Я киваю. Сердце разбегается. Тогда в пылу эмоций я не раздумывала, что потеряла, и насколько эта потеря велика. Теперь же стоящий рядом невыносимый и уже бесповоротно чужой человек разворошил узенький канальчик в прошлые светлые дни, которые я, казалось, давным-давно отрезала от себя, и потянулось из него странное, на первый взгляд, нераспознаваемое чувство, в котором, присмотревшись, я с ужасом узнала сожаление.
— Меньше всего я бы хотел им быть.
Мир все же оказывается жестоким к наивным щеночкам, отказывающимся впускать боль.
— Тогда не будь.
Он усмехается. Легко сказать, говорит его взгляд, нарочно направленный в сторону. Дружба противопоказана нам. Мы можем либо умирать от страсти, либо убивать упрямством и претензиями. И так, и так, нам рядом долго не выжить. Я это уже понимаю, а Артем — нет.
Чтобы сосуществовать долго, надо открыть глаза и смотреть друг на друга вопреки всему. Но один из нас всегда их отводит.
14.
Сквозь вату раннего утра вторника пробивается Норка. Как истинный жаворонок и ярая почитательница собственной персоны она звонит, когда нет и семи, и сразу начинает натиск.
— Ты проснулась? Поехали позавтракаем в городе. Прогуляемся под свежий кофе и пустые улицы.

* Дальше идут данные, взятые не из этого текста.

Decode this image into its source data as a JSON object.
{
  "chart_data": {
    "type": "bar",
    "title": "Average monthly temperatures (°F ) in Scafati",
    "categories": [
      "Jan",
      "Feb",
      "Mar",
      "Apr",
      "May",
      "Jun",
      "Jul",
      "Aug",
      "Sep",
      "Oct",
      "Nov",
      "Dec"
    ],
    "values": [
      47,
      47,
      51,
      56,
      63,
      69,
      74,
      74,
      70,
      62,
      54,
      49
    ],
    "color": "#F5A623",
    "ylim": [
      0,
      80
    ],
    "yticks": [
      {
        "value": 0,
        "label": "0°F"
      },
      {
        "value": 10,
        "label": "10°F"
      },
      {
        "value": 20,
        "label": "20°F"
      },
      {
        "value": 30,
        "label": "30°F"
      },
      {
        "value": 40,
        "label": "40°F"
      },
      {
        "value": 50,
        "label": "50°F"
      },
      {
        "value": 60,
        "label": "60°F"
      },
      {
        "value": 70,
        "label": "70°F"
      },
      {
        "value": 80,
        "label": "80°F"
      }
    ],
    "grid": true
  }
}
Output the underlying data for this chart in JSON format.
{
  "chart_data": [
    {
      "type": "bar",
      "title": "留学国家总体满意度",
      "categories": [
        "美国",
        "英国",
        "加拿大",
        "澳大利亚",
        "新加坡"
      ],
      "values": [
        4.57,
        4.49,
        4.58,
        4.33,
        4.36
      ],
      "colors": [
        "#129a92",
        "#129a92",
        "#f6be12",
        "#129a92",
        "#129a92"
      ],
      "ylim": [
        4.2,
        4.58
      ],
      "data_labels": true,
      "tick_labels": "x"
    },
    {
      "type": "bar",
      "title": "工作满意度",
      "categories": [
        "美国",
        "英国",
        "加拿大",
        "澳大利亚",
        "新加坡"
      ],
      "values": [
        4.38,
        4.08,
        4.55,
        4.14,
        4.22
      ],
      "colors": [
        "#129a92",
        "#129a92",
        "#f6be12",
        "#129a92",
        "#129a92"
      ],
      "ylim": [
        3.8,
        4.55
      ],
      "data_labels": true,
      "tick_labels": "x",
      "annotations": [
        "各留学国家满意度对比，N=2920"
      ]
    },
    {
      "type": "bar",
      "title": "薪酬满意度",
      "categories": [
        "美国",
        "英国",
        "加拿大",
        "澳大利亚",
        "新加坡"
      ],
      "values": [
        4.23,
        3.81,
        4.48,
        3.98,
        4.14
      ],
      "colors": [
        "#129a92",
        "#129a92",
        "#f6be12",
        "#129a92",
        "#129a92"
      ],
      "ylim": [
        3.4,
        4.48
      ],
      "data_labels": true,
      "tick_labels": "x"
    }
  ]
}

Я затыкаю лицо одеялом, отгоняя от него тихий свет.
— Не проснулась. Это ошибка.
— Слышу эхо бодрости в твоем голосе, так что давай не увиливай.
Я зеваю и забираюсь глубже в облачное тепло.
— Нету бодрости, не ври. И желания гулять в такую рань тоже нету. К тому же мне на работу, между прочим, к твоему Артему.
Норка в отдалении глухо смеется.
— Ну, фразы все длиннее, так, глядишь, и до согласия дойдем. Если не собираешься просыпаться, зачем ответила на звонок?
Я только открываю рот от такой логики, но потом понимаю, что Норка так говорит специально, надеясь, что возмущение пробудит меня окончательно, и никуда я от нее не денусь.